Agora currently builds a service system with three product lines, covering stablecoin issuance, liquidity management, and multi-chain network deployment, attempting to address core issues such as compliance transparency, fund scheduling, and cross-chain usage in the current stablecoin applications.
The first product line is the AUSD stablecoin itself, with its asset reserves primarily consisting of short-term US Treasury bonds and cash, and supervised by a third-party custodial institution, featuring a certain level of transparent disclosure and audit arrangements. This asset structure can meet the regulatory requirements for stablecoin products in some regions and reduce the credit risk arising from the opacity of reserve assets.
The second product line is the “Instant Liquidity” service. Agora has established an exchange mechanism with stablecoins such as USDC and USDT, allowing institutional users to complete asset conversions across multiple chains with low latency. This function is provided through the Atlas interface, aiming to reduce the usage friction caused by liquidity layering while improving the capital utilization efficiency of cross-chain assets.
The third product line is the stablecoin issuance network and white-label platform. Agora supports multi-chain deployment and can bridge partner products to centralized and decentralized trading platforms. Enterprise clients can issue localized stablecoins according to their needs, with the system providing corresponding clearing, custody, and branding support capabilities. This platform structure enhances partner autonomy and also increases the overall network’s adaptability and synergy.
Against the backdrop of the gradual maturation of the stablecoin market and the increasingly differentiated user demand, capital has begun to focus on the adjustment space of product models and service boundaries. The co-issuance structure adopted by Agora targets enterprise users and institutional scenarios, with a relatively clear focus, reducing direct overlap with leading projects in the terminal market.

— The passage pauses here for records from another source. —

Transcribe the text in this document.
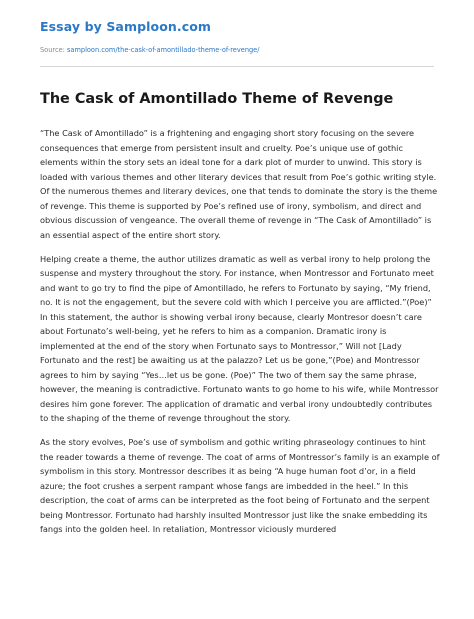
Essay by Samploon.com
Source: samploon.com/the-cask-of-amontillado-theme-of-revenge/
The Cask of Amontillado Theme of Revenge

“The Cask of Amontillado” is a frightening and engaging short story focusing on the severe consequences that emerge from persistent insult and cruelty. Poe’s unique use of gothic elements within the story sets an ideal tone for a dark plot of murder to unwind. This story is loaded with various themes and other literary devices that result from Poe’s gothic writing style. Of the numerous themes and literary devices, one that tends to dominate the story is the theme of revenge. This theme is supported by Poe’s refined use of irony, symbolism, and direct and obvious discussion of vengeance. The overall theme of revenge in “The Cask of Amontillado” is an essential aspect of the entire short story.

Helping create a theme, the author utilizes dramatic as well as verbal irony to help prolong the suspense and mystery throughout the story. For instance, when Montressor and Fortunato meet and want to go try to find the pipe of Amontillado, he refers to Fortunato by saying, “My friend, no. It is not the engagement, but the severe cold with which I perceive you are afflicted.”(Poe)” In this statement, the author is showing verbal irony because, clearly Montresor doesn’t care about Fortunato’s well-being, yet he refers to him as a companion. Dramatic irony is implemented at the end of the story when Fortunato says to Montressor,” Will not [Lady Fortunato and the rest] be awaiting us at the palazzo? Let us be gone,”(Poe) and Montressor agrees to him by saying “Yes…let us be gone. (Poe)” The two of them say the same phrase, however, the meaning is contradictive. Fortunato wants to go home to his wife, while Montressor desires him gone forever. The application of dramatic and verbal irony undoubtedly contributes to the shaping of the theme of revenge throughout the story.

As the story evolves, Poe’s use of symbolism and gothic writing phraseology continues to hint the reader towards a theme of revenge. The coat of arms of Montressor’s family is an example of symbolism in this story. Montressor describes it as being “A huge human foot d’or, in a field azure; the foot crushes a serpent rampant whose fangs are imbedded in the heel.” In this description, the coat of arms can be interpreted as the foot being of Fortunato and the serpent being Montressor. Fortunato had harshly insulted Montressor just like the snake embedding its fangs into the golden heel. In retaliation, Montressor viciously murdered
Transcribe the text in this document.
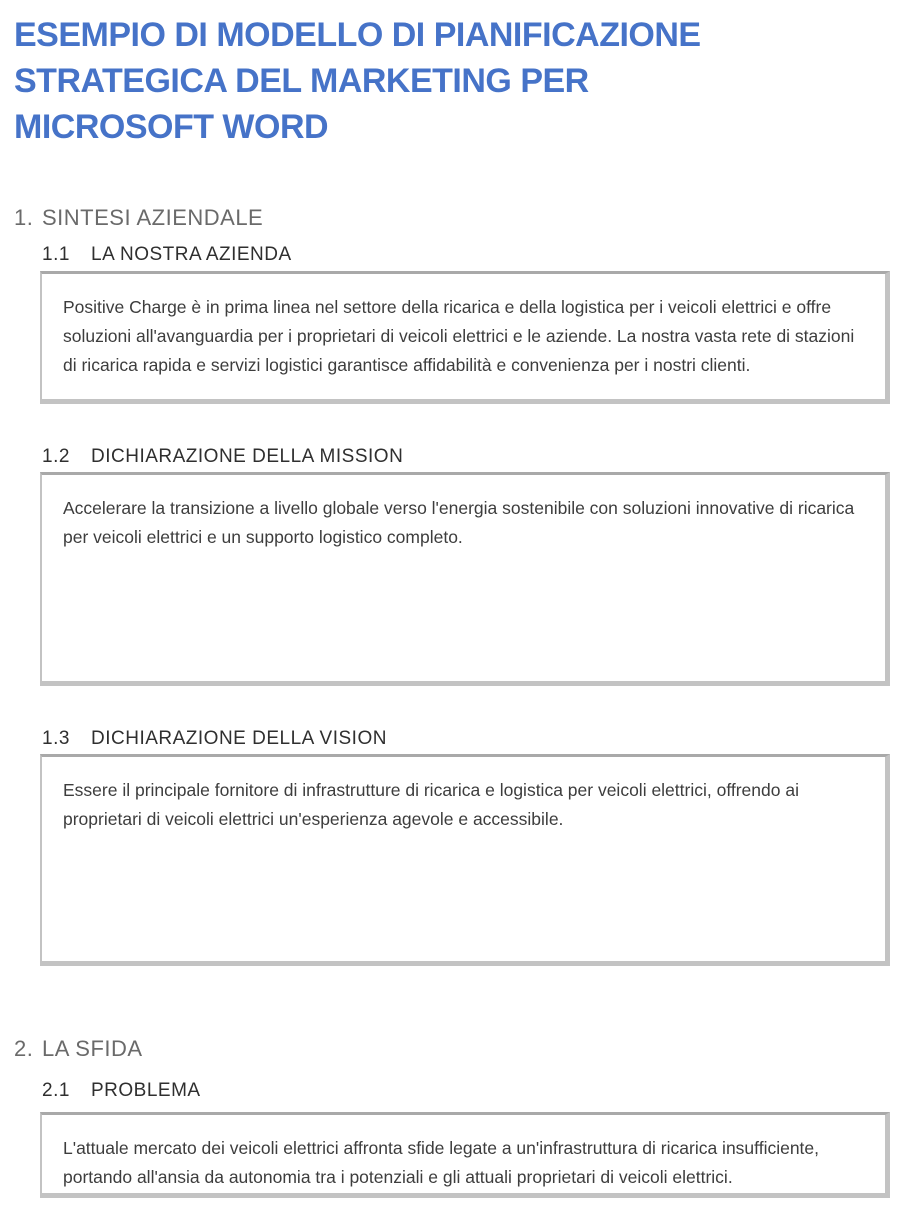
ESEMPIO DI MODELLO DI PIANIFICAZIONE
STRATEGICA DEL MARKETING PER
MICROSOFT WORD
1. SINTESI AZIENDALE
1.1 LA NOSTRA AZIENDA

Positive Charge è in prima linea nel settore della ricarica e della logistica per i veicoli elettrici e offre soluzioni all'avanguardia per i proprietari di veicoli elettrici e le aziende. La nostra vasta rete di stazioni di ricarica rapida e servizi logistici garantisce affidabilità e convenienza per i nostri clienti.

1.2 DICHIARAZIONE DELLA MISSION

Accelerare la transizione a livello globale verso l'energia sostenibile con soluzioni innovative di ricarica per veicoli elettrici e un supporto logistico completo.

1.3 DICHIARAZIONE DELLA VISION

Essere il principale fornitore di infrastrutture di ricarica e logistica per veicoli elettrici, offrendo ai proprietari di veicoli elettrici un'esperienza agevole e accessibile.

2. LA SFIDA
2.1 PROBLEMA

L'attuale mercato dei veicoli elettrici affronta sfide legate a un'infrastruttura di ricarica insufficiente, portando all'ansia da autonomia tra i potenziali e gli attuali proprietari di veicoli elettrici.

The current financing also indicates that the capital market still has an interest in exploring such models, especially against the backdrop of a gradually forming policy framework, where institutions are more inclined to focus on projects with compliance adaptability and expansion potential. For the stablecoin industry, Agora’s attempt provides a possible path that balances standardization and customization, targeting institutions and relying on underlying networks, which may become a reference sample in the future development process of stablecoins.